What worked took 3 projects to perfect. Here are some pitfalls I encountered:

• Separate Repositories: Initially, I kept the backend and Lovable frontend in separate repositories. This led to synchronization issues, as changes in one repository often required corresponding changes in the other. It became cumbersome to manage deployments and ensure both parts were up-to-date.
• Copy and Paste: As I wanted to separate the two repositories, I tried copying the generated Lovable files into my backend's public directory manually. This was error-prone and tedious, especially when I had to remember to do it every time I made changes to the frontend.
• Monorepo Approach: I attempted to bring both the backend and Lovable frontend into a single monorepo. However, Lovable was having a lot of trouble installing my backend dependencies, leading to weird preview errors on Lovable. This approach was ultimately abandoned.

3. Handling Authentication

One of the best features of Lovable is its instant preview. However, if your backend requires authentication, you need to ensure your Lovable frontend can handle it within the preview environment, which is typically an iframe. Some methods, like "Login with Google" or one-time links, can be challenging here. I found two reliable ways to handle this.
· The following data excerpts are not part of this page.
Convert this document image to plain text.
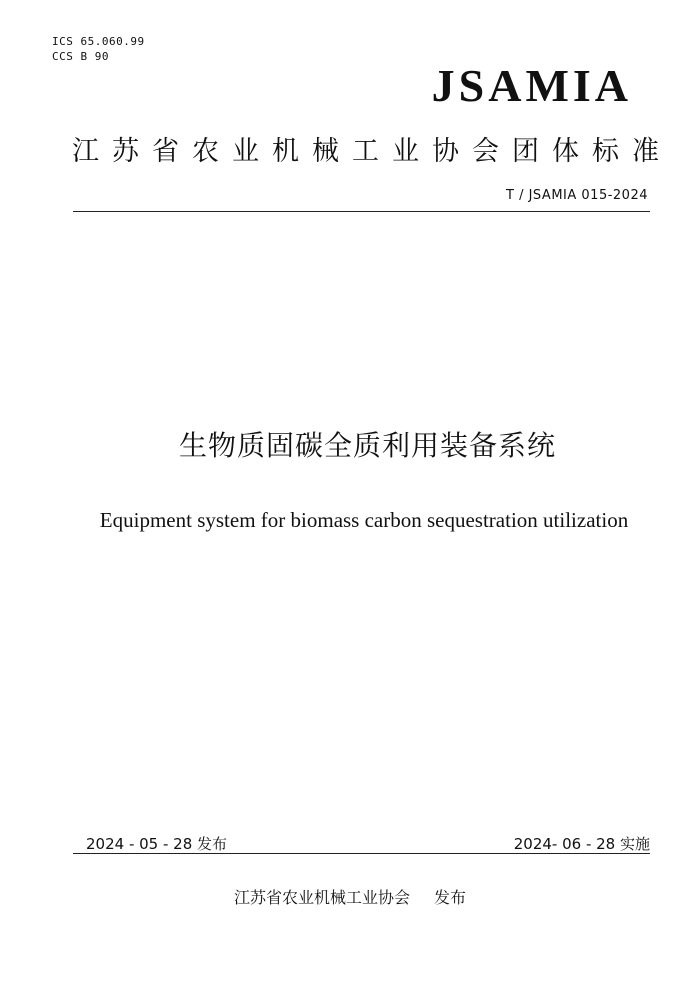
ICS 65.060.99
CCS B 90
JSAMIA
江苏省农业机械工业协会团体标准
T / JSAMIA 015-2024
生物质固碳全质利用装备系统
Equipment system for biomass carbon sequestration utilization
2024 - 05 - 28 发布	2024- 06 - 28 实施
江苏省农业机械工业协会 发布
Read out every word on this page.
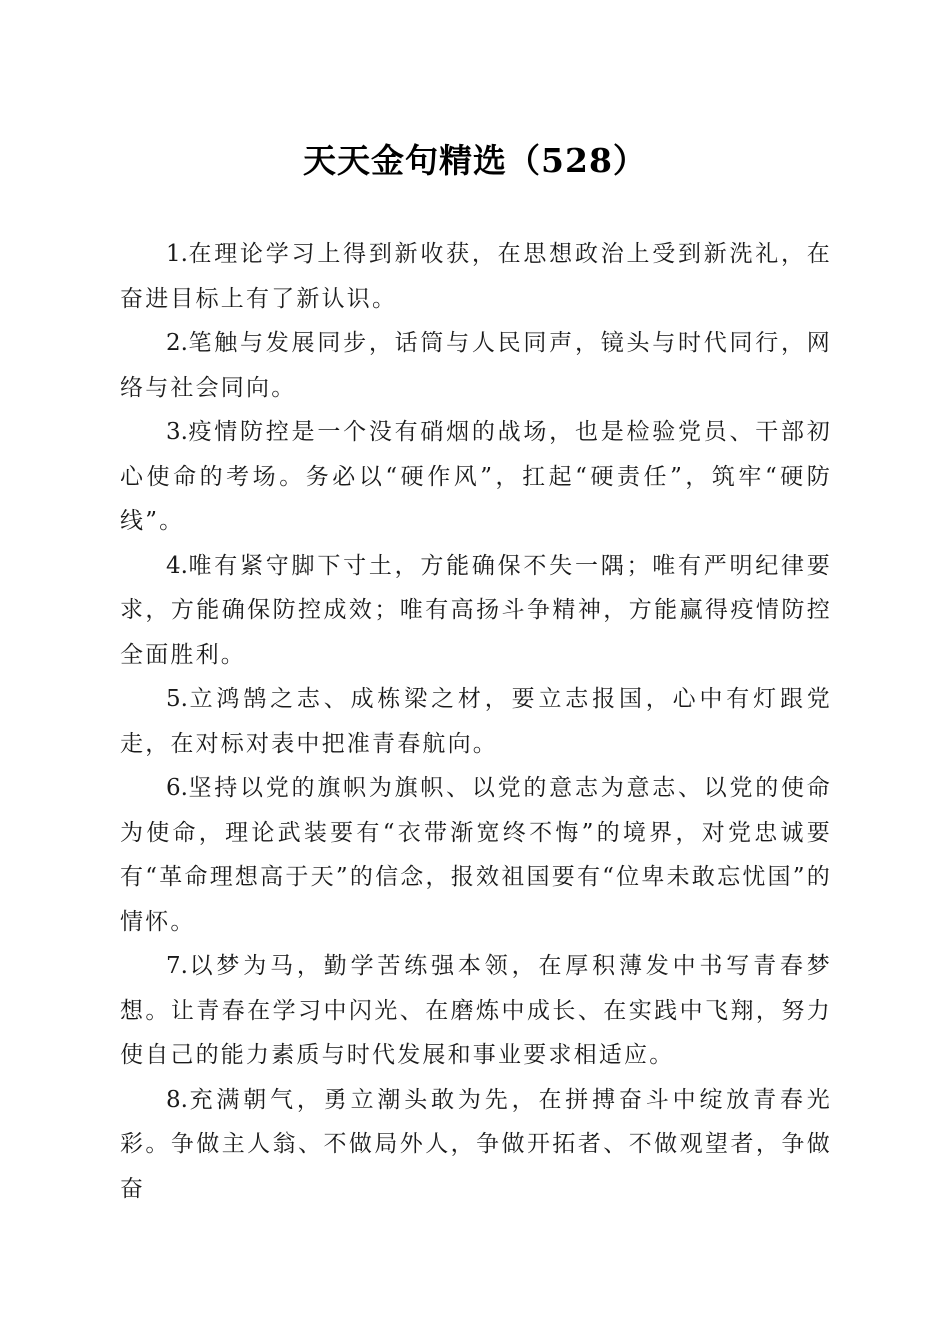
天天金句精选（528）

1.在理论学习上得到新收获，在思想政治上受到新洗礼，在奋进目标上有了新认识。

2.笔触与发展同步，话筒与人民同声，镜头与时代同行，网络与社会同向。

3.疫情防控是一个没有硝烟的战场，也是检验党员、干部初心使命的考场。务必以“硬作风”，扛起“硬责任”，筑牢“硬防线”。

4.唯有紧守脚下寸土，方能确保不失一隅；唯有严明纪律要求，方能确保防控成效；唯有高扬斗争精神，方能赢得疫情防控全面胜利。

5.立鸿鹄之志、成栋梁之材，要立志报国，心中有灯跟党走，在对标对表中把准青春航向。

6.坚持以党的旗帜为旗帜、以党的意志为意志、以党的使命为使命，理论武装要有“衣带渐宽终不悔”的境界，对党忠诚要有“革命理想高于天”的信念，报效祖国要有“位卑未敢忘忧国”的情怀。

7.以梦为马，勤学苦练强本领，在厚积薄发中书写青春梦想。让青春在学习中闪光、在磨炼中成长、在实践中飞翔，努力使自己的能力素质与时代发展和事业要求相适应。

8.充满朝气，勇立潮头敢为先，在拼搏奋斗中绽放青春光彩。争做主人翁、不做局外人，争做开拓者、不做观望者，争做奋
Use localStorage and Bearer Tokens

This is the simplest way to manage authentication with Lovable. After a user logs in, you can store a Bearer token in localStorage. Then, modify your lib/api.ts client to automatically include this token in the Authorization header of all your API requests. This approach works well and is straightforward to implement.

Use Cookies with SameSite=None and Secure Flags (on Staging only)

If you need to use cookies for authentication, set them with the SameSite=None and Secure flags. This allows the browser to send the cookies in cross-site requests, which is essential for Lovable's iframe environment.

Be extremely careful with this approach, as it can make your backend vulnerable to Cross-Site Request Forgery (CSRF) attacks. It's best to use this method only with your staging API and never with your production API. You can mitigate this risk by using anti-CSRF tokens if your backend framework supports them.

What didn't work

This was another trial-and-error process. Here are some methods I tried that didn't work well:

• Trying to get OAuth flows to work within the Lovable preview iframe. Most OAuth providers block third-party cookies, making it impossible to complete the authentication process.
• A username & password login bypass within the Lovable preview. This was a security risk and not a scalable solution.
• Mocking all authentication in the Lovable preview. This led to discrepancies between the preview and production environments, causing confusion during development. Furthermore, it added a lot of complexity to lib/api.ts, as I had to handle both real and mocked authentication flows.